The contrast between Cuba and Chile more than 30 years after Mr. Pinochet's coup is a reminder of a famous essay written by Jeane J. Kirkpatrick, the provocative and energetic scholar and U.S. ambassador to the United Nations who died Thursday. In "Dictatorships and Double Standards," . . . Mrs. Kirkpatrick argued that right-wing dictators such as Mr. Pinochet were ultimately less malign than communist rulers, in part because their regimes were more likely to pave the way for liberal democracies. She, too, was vilified by the left. Yet by now it should be obvious: She was right.

And, we should add, on this one the Post was right, too.
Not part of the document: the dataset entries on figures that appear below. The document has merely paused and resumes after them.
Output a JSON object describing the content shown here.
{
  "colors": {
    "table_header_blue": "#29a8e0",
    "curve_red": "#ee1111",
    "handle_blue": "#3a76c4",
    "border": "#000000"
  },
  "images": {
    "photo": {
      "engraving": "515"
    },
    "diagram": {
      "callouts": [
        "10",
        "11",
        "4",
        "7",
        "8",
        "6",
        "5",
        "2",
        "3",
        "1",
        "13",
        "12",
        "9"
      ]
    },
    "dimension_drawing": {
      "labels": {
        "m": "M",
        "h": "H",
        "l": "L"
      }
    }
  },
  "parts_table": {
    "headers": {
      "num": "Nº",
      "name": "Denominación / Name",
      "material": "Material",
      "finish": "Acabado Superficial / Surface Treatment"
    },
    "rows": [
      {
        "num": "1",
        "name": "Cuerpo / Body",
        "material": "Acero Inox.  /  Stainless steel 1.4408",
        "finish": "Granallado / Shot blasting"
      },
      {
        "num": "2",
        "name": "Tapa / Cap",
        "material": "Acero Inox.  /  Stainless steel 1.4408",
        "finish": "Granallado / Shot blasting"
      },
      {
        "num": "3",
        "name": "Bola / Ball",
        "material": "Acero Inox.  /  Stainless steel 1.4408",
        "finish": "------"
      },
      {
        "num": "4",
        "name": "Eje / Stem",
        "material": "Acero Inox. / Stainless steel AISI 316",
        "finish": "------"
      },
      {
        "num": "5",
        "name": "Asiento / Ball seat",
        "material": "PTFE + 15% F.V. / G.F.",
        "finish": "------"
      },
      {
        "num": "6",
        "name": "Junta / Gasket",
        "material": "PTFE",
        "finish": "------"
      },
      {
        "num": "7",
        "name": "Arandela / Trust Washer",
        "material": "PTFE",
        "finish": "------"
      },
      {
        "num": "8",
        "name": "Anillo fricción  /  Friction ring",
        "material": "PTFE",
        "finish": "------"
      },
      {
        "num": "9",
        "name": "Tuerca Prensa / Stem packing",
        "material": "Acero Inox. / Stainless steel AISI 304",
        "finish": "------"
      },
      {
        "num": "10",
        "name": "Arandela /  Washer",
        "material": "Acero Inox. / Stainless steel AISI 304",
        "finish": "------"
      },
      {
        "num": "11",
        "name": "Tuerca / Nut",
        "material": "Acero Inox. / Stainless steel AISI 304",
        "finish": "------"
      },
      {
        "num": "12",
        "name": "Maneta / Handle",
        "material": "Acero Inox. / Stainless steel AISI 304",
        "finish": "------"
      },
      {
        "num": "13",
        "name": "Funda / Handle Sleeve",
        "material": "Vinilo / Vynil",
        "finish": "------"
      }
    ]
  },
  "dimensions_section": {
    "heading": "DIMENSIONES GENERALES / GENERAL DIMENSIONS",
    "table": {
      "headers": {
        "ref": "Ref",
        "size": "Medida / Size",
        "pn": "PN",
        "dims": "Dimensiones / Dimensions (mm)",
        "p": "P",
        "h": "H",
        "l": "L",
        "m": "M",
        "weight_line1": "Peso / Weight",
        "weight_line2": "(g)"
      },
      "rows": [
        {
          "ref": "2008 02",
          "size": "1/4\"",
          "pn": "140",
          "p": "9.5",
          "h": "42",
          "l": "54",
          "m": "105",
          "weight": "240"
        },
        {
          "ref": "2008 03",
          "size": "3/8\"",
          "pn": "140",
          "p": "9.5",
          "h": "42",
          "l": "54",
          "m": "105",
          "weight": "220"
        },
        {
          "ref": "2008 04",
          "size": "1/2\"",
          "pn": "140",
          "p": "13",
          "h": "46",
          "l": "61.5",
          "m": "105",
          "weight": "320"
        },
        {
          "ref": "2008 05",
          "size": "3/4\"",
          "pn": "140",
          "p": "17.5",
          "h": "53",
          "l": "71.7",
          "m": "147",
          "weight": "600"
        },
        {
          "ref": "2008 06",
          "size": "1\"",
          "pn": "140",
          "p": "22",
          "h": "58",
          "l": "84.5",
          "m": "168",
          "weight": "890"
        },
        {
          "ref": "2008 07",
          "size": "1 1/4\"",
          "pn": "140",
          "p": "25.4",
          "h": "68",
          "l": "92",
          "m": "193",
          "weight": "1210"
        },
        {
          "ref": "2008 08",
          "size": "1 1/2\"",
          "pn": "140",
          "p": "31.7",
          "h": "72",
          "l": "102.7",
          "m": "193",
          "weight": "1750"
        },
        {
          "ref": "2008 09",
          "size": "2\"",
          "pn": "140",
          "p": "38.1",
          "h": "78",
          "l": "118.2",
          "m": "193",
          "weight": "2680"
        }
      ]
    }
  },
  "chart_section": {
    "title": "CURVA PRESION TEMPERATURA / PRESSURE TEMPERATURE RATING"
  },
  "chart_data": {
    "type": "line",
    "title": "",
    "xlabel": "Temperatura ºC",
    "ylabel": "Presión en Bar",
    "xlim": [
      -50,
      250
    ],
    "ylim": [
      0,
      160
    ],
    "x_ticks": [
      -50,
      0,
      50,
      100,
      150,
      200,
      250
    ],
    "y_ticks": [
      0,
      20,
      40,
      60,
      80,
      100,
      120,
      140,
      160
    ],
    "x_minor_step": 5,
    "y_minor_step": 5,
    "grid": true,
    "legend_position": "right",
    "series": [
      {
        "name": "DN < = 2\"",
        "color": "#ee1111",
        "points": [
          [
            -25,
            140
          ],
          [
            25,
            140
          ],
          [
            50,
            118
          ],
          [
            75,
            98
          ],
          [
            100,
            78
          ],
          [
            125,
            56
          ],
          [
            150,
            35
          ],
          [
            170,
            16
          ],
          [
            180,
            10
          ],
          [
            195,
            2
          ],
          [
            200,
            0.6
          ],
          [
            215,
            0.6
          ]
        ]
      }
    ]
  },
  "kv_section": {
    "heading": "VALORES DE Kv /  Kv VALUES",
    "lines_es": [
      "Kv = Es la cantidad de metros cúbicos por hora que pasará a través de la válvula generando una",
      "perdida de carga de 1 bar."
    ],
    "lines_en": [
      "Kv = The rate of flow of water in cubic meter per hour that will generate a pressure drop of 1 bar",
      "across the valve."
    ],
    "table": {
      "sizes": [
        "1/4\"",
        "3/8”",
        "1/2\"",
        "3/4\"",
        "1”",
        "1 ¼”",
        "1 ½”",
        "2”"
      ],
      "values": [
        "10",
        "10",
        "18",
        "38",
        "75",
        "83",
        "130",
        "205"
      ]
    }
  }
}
Great Moments in Public Relations

Turki al-Faisal has stepped down as Saudi ambassador to the United States to "spend more time with his family," according to an embassy spokesman. That hoary cliche, though, is not why we are granting the Saudi potentate THE SCRAPBOOK's coveted "Great Moments in Public Relations" award. No, just days before he got the sack, Turki fired Saudi consultant Nawaf Obaid for a controversial op-ed published in the Washington Post by Obaid. Obaid included the usual disclaimer that the views expressed were his own. But to no avail. Turki offered this priceless explanation for cutting Obaid loose: "We felt that we could add more credibility to his claims as an independent contractor by terminating our consultancy agreement with him."

Some Reporters

Sometimes it's hard to determine a reporter's agenda. Sometimes it's not. For an example of the latter, we turn to a story from the Associated Press. After President Bush consulted with the Joint Chiefs of Staff last week on troop levels in Iraq, the AP's Robert Burns filed a dispatch with the following paragraph. "After a third straight day of soliciting war advice from top military and diplomatic officials, Bush gave no clue as to whether he will include that in his forthcoming plan. Some generals believe it would be too little, too late, in a war that already has claimed more than 2,900 U.S. lives." It is no doubt true "some generals" believe this. It is equally true that "some generals" do not. In fact, a reporter could finish a sentence beginning "some generals believe" with just about anything the reporter wants. Which is the point, of course. And it's one more reason some generals believe the Associated Press is no longer a credible news outlet.